Desiderare l’acqua come il cervo

Posted on 04/06/2013 by cesare del prato in Pillole

Credo che un bene prezioso sia svegliarsi la mattina e trovare nella propria anima un po’ di speranza, rimedio molto efficace per contenere quella bava di depressione che umidifica l’anima di noi tutti, spesso in modo eccessivo. Per questo amo molto un canto di Pierluigi da Palestrina, il celebre Sicut Cervus. Le parole sono una similitudine molto poetica: “Come il cervo (o la cerva) anela alle sorgenti d’acqua, così la mia anima anela a Dio”. Interpreto dunque questi versi come aspirazione alla speranza, se c’è qualcosa da desiderare c’è la speranza di fare ancora, di creare, pensare, comunicare; al netto ciascuno della propria fede.

Il brano è pieno del suo stile polifonico perfetto, e si appoggia delicatamente al confine tra la tonalità e la modalità. Oggi mi sono imbattuto in una piacevole conversazione su Facebook in cui si commentava un video cantori del Coro Thomas Tallis di Arduino Pertile che eseguono questo brano e si parlava della velocità, dell’andamento.

Loro, che qui vi propongo, hanno scelto un tempo molto lento:

Questa è una bellissima esecuzione, mi piacciono molto alcune voci in particolare. Ma io penso questo brano più veloce.

Nel XVI secolo, all’epoca dell’autore, questo brano si cantava durante la processione che portava al fonte battesimale, durante una particolare celebrazione che si teneva alla fine della quaresima. E per cantare questo brano durante una processione doveva avere un tempo “proprio” per camminare a passo di processione. Dunque il ritmo del brano, il tactus, si posiziona sui 55 al minuto, (55=una minima, cioè una di quelle strane pallette bianche con la gamba che ogni tanto si trovano sui righi di musica), che è un buon tempo per camminare lentamente e solennemente. Altre cose sono bellissime, ad esempio il melisma che c’è sulla parola acquarum, la prima che si pronuncia passando su varie note, come il gorgoglio dell’acqua, il senso di pace che trasmette proprio se cadenzato secondo il respiro nella quiete.
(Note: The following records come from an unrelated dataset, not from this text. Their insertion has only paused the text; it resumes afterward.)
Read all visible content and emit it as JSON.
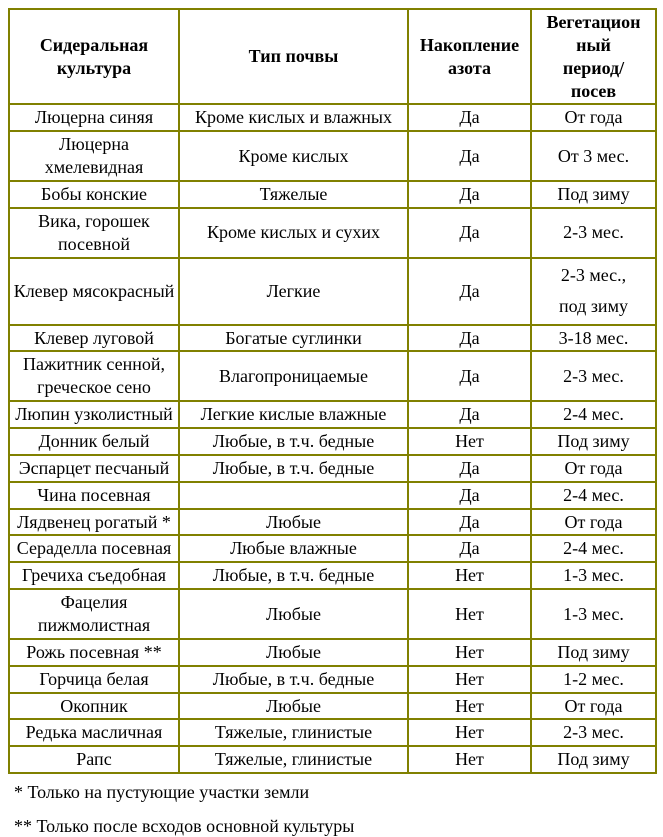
{
  "colors": {
    "table_border": "#808000",
    "text": "#000000"
  },
  "table": {
    "headers": [
      "Сидеральная культура",
      "Тип почвы",
      "Накопление азота",
      "Вегетацион\nный\nпериод/\nпосев"
    ],
    "rows": [
      {
        "crop": "Люцерна синяя",
        "soil": "Кроме кислых и влажных",
        "nitrogen": "Да",
        "period": "От года"
      },
      {
        "crop": "Люцерна хмелевидная",
        "soil": "Кроме кислых",
        "nitrogen": "Да",
        "period": "От 3 мес."
      },
      {
        "crop": "Бобы конские",
        "soil": "Тяжелые",
        "nitrogen": "Да",
        "period": "Под зиму"
      },
      {
        "crop": "Вика, горошек посевной",
        "soil": "Кроме кислых и сухих",
        "nitrogen": "Да",
        "period": "2-3 мес."
      },
      {
        "crop": "Клевер мясокрасный",
        "soil": "Легкие",
        "nitrogen": "Да",
        "period": "2-3 мес.,\nпод зиму"
      },
      {
        "crop": "Клевер луговой",
        "soil": "Богатые суглинки",
        "nitrogen": "Да",
        "period": "3-18 мес."
      },
      {
        "crop": "Пажитник сенной, греческое сено",
        "soil": "Влагопроницаемые",
        "nitrogen": "Да",
        "period": "2-3 мес."
      },
      {
        "crop": "Люпин узколистный",
        "soil": "Легкие кислые влажные",
        "nitrogen": "Да",
        "period": "2-4 мес."
      },
      {
        "crop": "Донник белый",
        "soil": "Любые, в т.ч. бедные",
        "nitrogen": "Нет",
        "period": "Под зиму"
      },
      {
        "crop": "Эспарцет песчаный",
        "soil": "Любые, в т.ч. бедные",
        "nitrogen": "Да",
        "period": "От года"
      },
      {
        "crop": "Чина посевная",
        "soil": "",
        "nitrogen": "Да",
        "period": "2-4 мес."
      },
      {
        "crop": "Лядвенец рогатый *",
        "soil": "Любые",
        "nitrogen": "Да",
        "period": "От года"
      },
      {
        "crop": "Сераделла посевная",
        "soil": "Любые влажные",
        "nitrogen": "Да",
        "period": "2-4 мес."
      },
      {
        "crop": "Гречиха съедобная",
        "soil": "Любые, в т.ч. бедные",
        "nitrogen": "Нет",
        "period": "1-3 мес."
      },
      {
        "crop": "Фацелия пижмолистная",
        "soil": "Любые",
        "nitrogen": "Нет",
        "period": "1-3 мес."
      },
      {
        "crop": "Рожь посевная **",
        "soil": "Любые",
        "nitrogen": "Нет",
        "period": "Под зиму"
      },
      {
        "crop": "Горчица белая",
        "soil": "Любые, в т.ч. бедные",
        "nitrogen": "Нет",
        "period": "1-2 мес."
      },
      {
        "crop": "Окопник",
        "soil": "Любые",
        "nitrogen": "Нет",
        "period": "От года"
      },
      {
        "crop": "Редька масличная",
        "soil": "Тяжелые, глинистые",
        "nitrogen": "Нет",
        "period": "2-3 мес."
      },
      {
        "crop": "Рапс",
        "soil": "Тяжелые, глинистые",
        "nitrogen": "Нет",
        "period": "Под зиму"
      }
    ],
    "footnotes": [
      "* Только на пустующие участки земли",
      "** Только после всходов основной культуры"
    ]
  }
}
Ho incontrato un blog curioso in cui ho trovato conferme a queste cose che vi scrivo e anche altre informazioni, alcune di carattere esoterico e cabalistico, su cui devo dire, non mi sono troppo soffermato, ma forse incontra il vostro interesse.

http://chemyst.wordpress.com/2011/09/10/sicut-cervus-palestrina-esoterico/

Il tempo, il ritmo, il respiro della musica è un argomento da approfondire, perché è una di quelle caratteristiche che incidono sul messaggio musicale, la chiarezza del grumo di musica che si sta percependo.

A proposito, qui potete ascoltare una versione del Sicut Cervus diretta da me e dai coristi taschler degli anni 2000-2005,

Palestrina – Sicut Cervus – Coro Marco Taschler www.acmt.it

registrazione fatta dal vivo durante un concerto al pantheon. Concerto al Pantheon - gennaio 2004

Lo eseguiremo prossimamente con l’attuale Coro Polifonico Marco Taschler il 20 giugno, primo concerto della nostra prossima stagione.